Despite urabnisation, many of Kathmandu’s ancient sunken water spouts and the netowrk of channels that supplied water to them are still functioning and form a vital part of the city’s water supply system.
Heritage concervationists say the inclusion of Kathmandu Valley’s hiti by the Wold Monuments Fund (WMF) in its Watch2022 list will encourage Nepal to continue to its work in the preservation and promotion of the heritage of the valley. Foremost among the conservation groups is the Chiva Chaitya Organization (CCO) which has been working for restoration of Kathmandu Valley heritage.
“We feel that inclusion of hiti of Kathmandu Valley in the Watch2022 of the WMF has given due respect to the importance of Nepal’s heritage on the world stage,” says Prabodh B S Kasaa of the CCO. “We believe that the necessary recognition of the hitis by the WMF is because of the contribution of individuals and organisations working in preservation and promotion hiti."
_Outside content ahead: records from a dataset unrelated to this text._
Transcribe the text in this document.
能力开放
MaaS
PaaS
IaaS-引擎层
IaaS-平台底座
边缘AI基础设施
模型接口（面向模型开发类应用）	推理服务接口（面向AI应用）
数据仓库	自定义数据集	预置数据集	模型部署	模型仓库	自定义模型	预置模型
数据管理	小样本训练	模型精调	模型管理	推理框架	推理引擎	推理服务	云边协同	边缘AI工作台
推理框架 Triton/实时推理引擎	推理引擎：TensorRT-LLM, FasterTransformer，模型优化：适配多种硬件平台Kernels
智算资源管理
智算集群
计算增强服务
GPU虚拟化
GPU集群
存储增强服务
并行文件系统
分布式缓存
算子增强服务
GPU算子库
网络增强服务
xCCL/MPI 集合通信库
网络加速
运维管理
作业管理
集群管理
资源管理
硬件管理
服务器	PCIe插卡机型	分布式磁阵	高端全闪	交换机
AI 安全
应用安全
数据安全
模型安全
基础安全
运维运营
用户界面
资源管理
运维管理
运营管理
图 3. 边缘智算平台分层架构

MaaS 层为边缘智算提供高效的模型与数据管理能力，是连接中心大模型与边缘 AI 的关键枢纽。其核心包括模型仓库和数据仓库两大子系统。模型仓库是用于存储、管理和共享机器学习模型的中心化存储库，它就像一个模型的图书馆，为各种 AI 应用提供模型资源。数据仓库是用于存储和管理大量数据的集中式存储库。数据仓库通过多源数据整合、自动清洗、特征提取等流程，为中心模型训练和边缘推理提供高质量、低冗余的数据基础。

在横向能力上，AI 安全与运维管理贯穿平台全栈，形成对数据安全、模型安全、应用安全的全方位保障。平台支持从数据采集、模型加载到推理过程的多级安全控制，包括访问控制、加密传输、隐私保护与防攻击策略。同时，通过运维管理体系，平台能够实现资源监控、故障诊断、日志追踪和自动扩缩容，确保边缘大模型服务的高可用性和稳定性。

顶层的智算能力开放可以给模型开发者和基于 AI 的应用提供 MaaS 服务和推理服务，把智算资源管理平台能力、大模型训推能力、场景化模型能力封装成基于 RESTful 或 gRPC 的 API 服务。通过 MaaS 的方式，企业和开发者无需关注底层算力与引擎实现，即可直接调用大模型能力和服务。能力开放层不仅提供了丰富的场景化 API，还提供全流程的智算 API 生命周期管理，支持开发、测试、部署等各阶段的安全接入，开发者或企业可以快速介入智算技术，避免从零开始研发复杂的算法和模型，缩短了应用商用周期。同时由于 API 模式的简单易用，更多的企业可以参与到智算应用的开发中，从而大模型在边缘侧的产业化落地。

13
Bénédicte de Montlaur of the WMF says that saving endangered cultural heritage has never been more important. He adds: “The daunting global challenges facing heritage in the twenty-first century require innovative, sustainable, and replicable solutions. By supporting communities in preserving the places they treasure most, we can strengthen social bonds and foster a greater understanding that our futures as global citizens are inextricably linked.”
These sites powerfully demonstrate pressing global challenges of climate change, imbalanced tourism, underrepresentation, and recovery from crisis, underscoring the need for greater action to support heritage places and the people who care for them.
WMF is a leading organisation devoted to safeguarding the world’s most treasured places to enrich people’s lives and build mutual understanding across cultures and communities. The organisation is headquartered in New York with offices and affiliates in Cambodia, India, Peru, Portugal, Spain, and the UK.
Launched in 1996 with founding sponsor American Express, the Watch is announced every two years and includes heritage places nominated by individuals and community-based organizations across the globe. The program has been a proven tool for raising awareness of sites in need of protection and galvanizing action and support for their preservation.
Representing 24 countries and nearly 12,000 years of history, Watch2022 encompasses a broad range of examples of how global challenges manifest and intersect at heritage sites, providing opportunities to improve the lives of communities as they adapt for the future.